IMHO I think databases could be added to the list.
It’s one of the most complex system one can develop and you end up learning about multiple areas, such as OS, compilers, distributed systems, data structures, parallelism etc.
The problem with writing a database, and maybe a few other of these, is that given the enormous compute/io capabilities of a modern machine, its quite possible to implement it completely wrong and never really know.
AKA, a toy database might be enough to handle some simple storage/retrieval problems but be full of hidden O(n^2) or higher logic which would fall down hard with even fairly simple usage in the "real world".
Reminds me of my own text editor, written in Applesoft basic when I was in middle school. It worked for its intended purpose (editing small assembly files), but was really quite terrible all things considered. I remember it being quite slow to save/restore, and it was only really capable of editing files of a few hundred lines before it started breaking BASICs memory allocation schemes. AKA, I didn't really learn any of the datastructure finesse needed to implement a "real" text editor with line wrap/etc.
Worse I remember trying to read the code a few years later, and while it fit on two printed pages, it was 100% unreadable.
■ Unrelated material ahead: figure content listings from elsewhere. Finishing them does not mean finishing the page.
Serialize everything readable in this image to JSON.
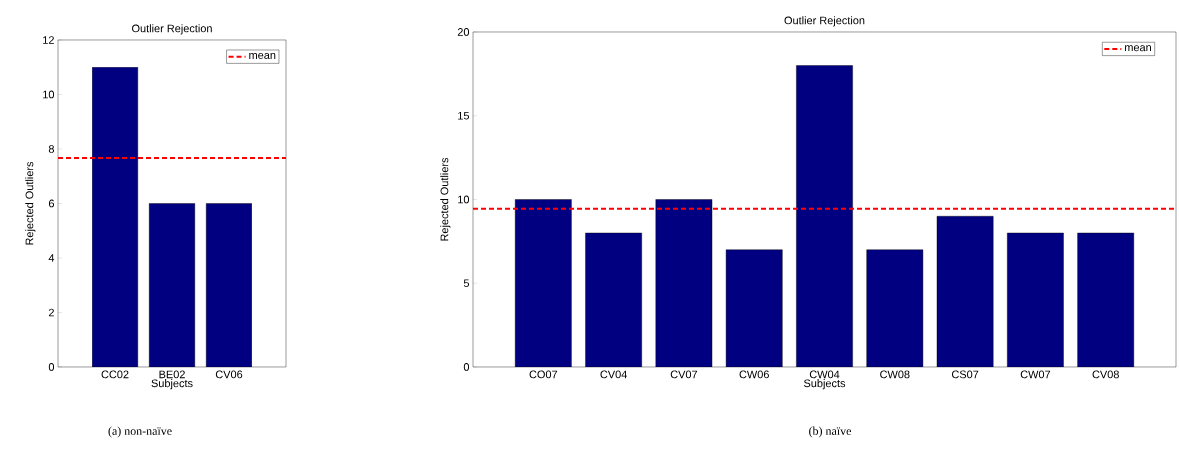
{
  "chart_data": [
    {
      "type": "bar",
      "title": "Outlier Rejection",
      "xlabel": "Subjects",
      "ylabel": "Rejected Outliers",
      "categories": [
        "CC02",
        "BE02",
        "CV06"
      ],
      "values": [
        11,
        6,
        6
      ],
      "color": "#000080",
      "ylim": [
        0,
        12
      ],
      "yticks": [
        0,
        2,
        4,
        6,
        8,
        10,
        12
      ],
      "ref_lines": [
        {
          "axis": "y",
          "value": 7.67,
          "label": "mean",
          "color": "#ff0000",
          "line_style": "dashed"
        }
      ],
      "legend": "top right",
      "annotations": [
        "(a) non-naïve"
      ]
    },
    {
      "type": "bar",
      "title": "Outlier Rejection",
      "xlabel": "Subjects",
      "ylabel": "Rejected Outliers",
      "categories": [
        "CO07",
        "CV04",
        "CV07",
        "CW06",
        "CW04",
        "CW08",
        "CS07",
        "CW07",
        "CV08"
      ],
      "values": [
        10,
        8,
        10,
        7,
        18,
        7,
        9,
        8,
        8
      ],
      "color": "#000080",
      "ylim": [
        0,
        20
      ],
      "yticks": [
        0,
        5,
        10,
        15,
        20
      ],
      "ref_lines": [
        {
          "axis": "y",
          "value": 9.44,
          "label": "mean",
          "color": "#ff0000",
          "line_style": "dashed"
        }
      ],
      "legend": "top right",
      "annotations": [
        "(b) naïve"
      ]
    }
  ]
}
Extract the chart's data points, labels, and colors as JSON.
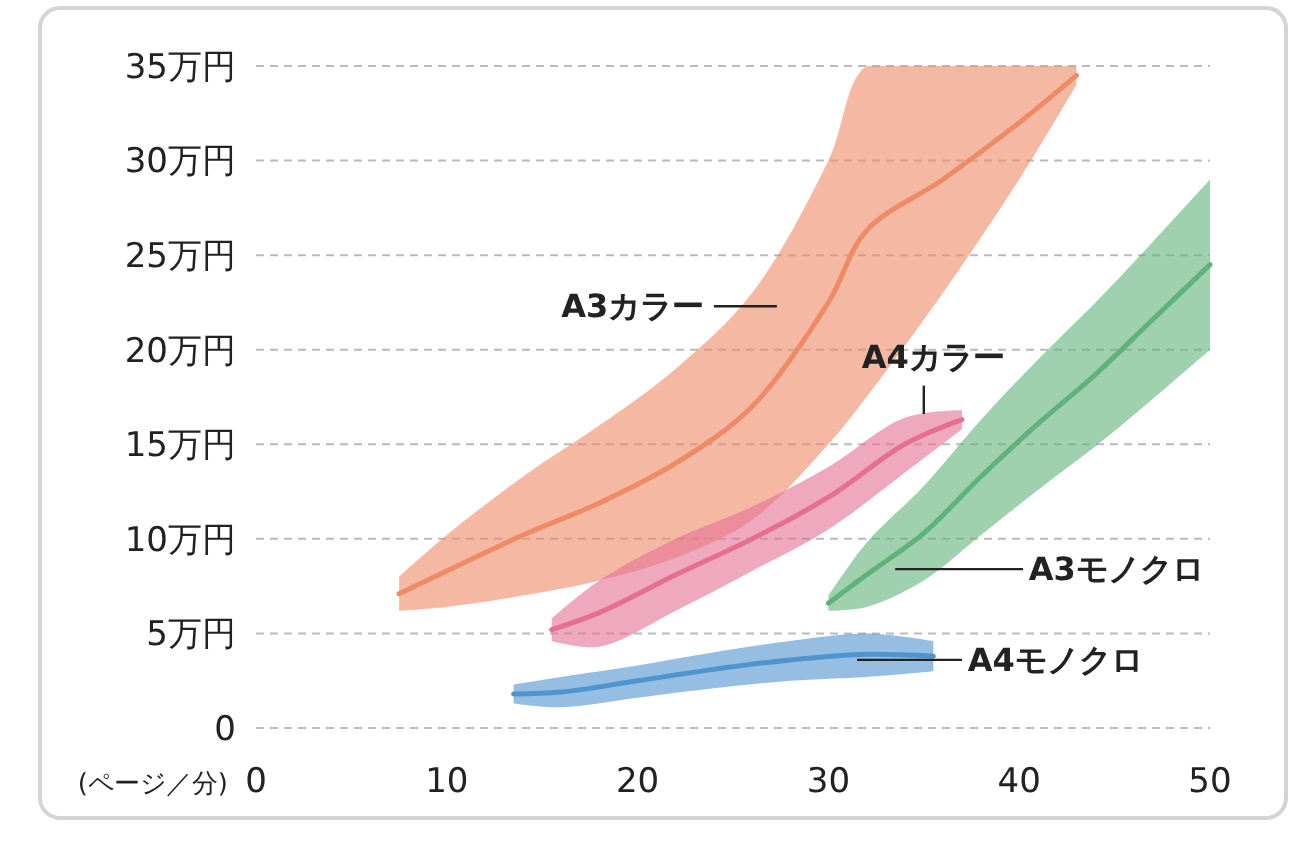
{
  "chart_data": {
    "type": "line",
    "xlabel": "(ページ／分)",
    "xlim": [
      0,
      50
    ],
    "xticks": [
      0,
      10,
      20,
      30,
      40,
      50
    ],
    "ylim": [
      0,
      35
    ],
    "yticks": [
      {
        "value": 0,
        "label": "0"
      },
      {
        "value": 5,
        "label": "5万円"
      },
      {
        "value": 10,
        "label": "10万円"
      },
      {
        "value": 15,
        "label": "15万円"
      },
      {
        "value": 20,
        "label": "20万円"
      },
      {
        "value": 25,
        "label": "25万円"
      },
      {
        "value": 30,
        "label": "30万円"
      },
      {
        "value": 35,
        "label": "35万円"
      }
    ],
    "grid": "y",
    "legend": false,
    "marker": "none",
    "series": [
      {
        "name": "A3カラー",
        "color": "#ee8a66",
        "x": [
          7.5,
          10,
          14,
          18,
          22,
          26,
          30,
          32,
          36,
          40,
          43
        ],
        "values": [
          7.1,
          8.3,
          10.2,
          11.9,
          14,
          17,
          22.5,
          26.3,
          29,
          32,
          34.5
        ],
        "lower": [
          6.2,
          6.4,
          7,
          7.8,
          9,
          11,
          15,
          17.5,
          23,
          29,
          34
        ],
        "upper": [
          8,
          10.2,
          13.3,
          16,
          19,
          23,
          30,
          35,
          35,
          35,
          35
        ]
      },
      {
        "name": "A4カラー",
        "color": "#e56f94",
        "x": [
          15.5,
          18,
          22,
          26,
          30,
          34,
          37
        ],
        "values": [
          5.2,
          6.1,
          8.1,
          10,
          12.2,
          15,
          16.3
        ],
        "lower": [
          4.6,
          4.3,
          6.2,
          8.3,
          10.5,
          13.5,
          15.8
        ],
        "upper": [
          5.8,
          7.8,
          10,
          11.7,
          13.8,
          16.4,
          16.8
        ]
      },
      {
        "name": "A3モノクロ",
        "color": "#5fb27a",
        "x": [
          30,
          32,
          35,
          38,
          41,
          44,
          47,
          50
        ],
        "values": [
          6.6,
          8.1,
          10.3,
          13.3,
          16.1,
          18.7,
          21.6,
          24.5
        ],
        "lower": [
          6.2,
          6.4,
          7.8,
          10.2,
          12.6,
          14.9,
          17.4,
          20
        ],
        "upper": [
          7,
          9.8,
          12.8,
          16.3,
          19.5,
          22.5,
          25.7,
          29
        ]
      },
      {
        "name": "A4モノクロ",
        "color": "#4f93cf",
        "x": [
          13.5,
          16,
          20,
          24,
          28,
          32,
          35.5
        ],
        "values": [
          1.8,
          1.9,
          2.5,
          3.1,
          3.6,
          3.9,
          3.8
        ],
        "lower": [
          1.3,
          1.1,
          1.6,
          2.1,
          2.5,
          2.7,
          3
        ],
        "upper": [
          2.3,
          2.7,
          3.3,
          4,
          4.6,
          5,
          4.6
        ]
      }
    ]
  }
}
(for those that don't know, applesoft's speed was influenced by "formatting" if you will. It encouraged line number usage only really for control flow, plus the long list of call/peek/poke magic numbers required a handy cheat sheet of what each address did)
> It’s one of the most complex system one can develop
The same could probably be said about the internal combustion engine, but it might soon be replaced by electric batteries, which provide a much more elegant solution.
I believe that "unbundled" databases, such as Crux[1], can become the electric batteries of the database world by making a lot of the current complexity irrelevant.
1) the single-writer principle of the transaction log means there's no need for any transactional locking
2) the separation of reads and writes allows for elegant horizontal read-scaling without coordination/consensus
3) pluggable storage backends implemented as simple Clojure protocols (as the sibling comment mentions), which eliminates a large number of performance and durability concerns
4) combining schema-on-read with entity-attribute-value indexing means there's no need to interpret and support a user-defined schema
5) Datalog is simpler to implement and use than the full SQL standard or alternative graph query languages
SQL certainly provides a lot of bells and whistles but Crux has the advantage of consistent in-process queries (i.e. the "database as a value") which means you can combine custom code with multiple queries efficiently to achieve a much larger range of possibilities, such as graph algorithms like Bidirectional BFS [1].
I'm doing a relational lang(http://tablam.org), that could be considered to be a in memory kind of db.
Is certainly challenging.
Just look at joins. You have (at least) 2 nested loop joins algos, then sorted and hash joins, and then you have cross and left, right, inner and outers. All of them with small subtle tricks to make it performant (in theory: You can build all on top of CROSS. But! That will be very wastefull very fast!)
The caveat there is you can write up a fairly simple nosql database in an afternoon. What I like about the other projects is that the barrier to even a minimal thing is a bit higher. I think that leads to more opportunity to work your creative muscles.
Though if you add some constraints like it must have jdbc compatability then that becomes interesting.
It’s one of the most complex system one can develop and you end up learning about multiple areas, such as OS, compilers, distributed systems, data structures, parallelism etc.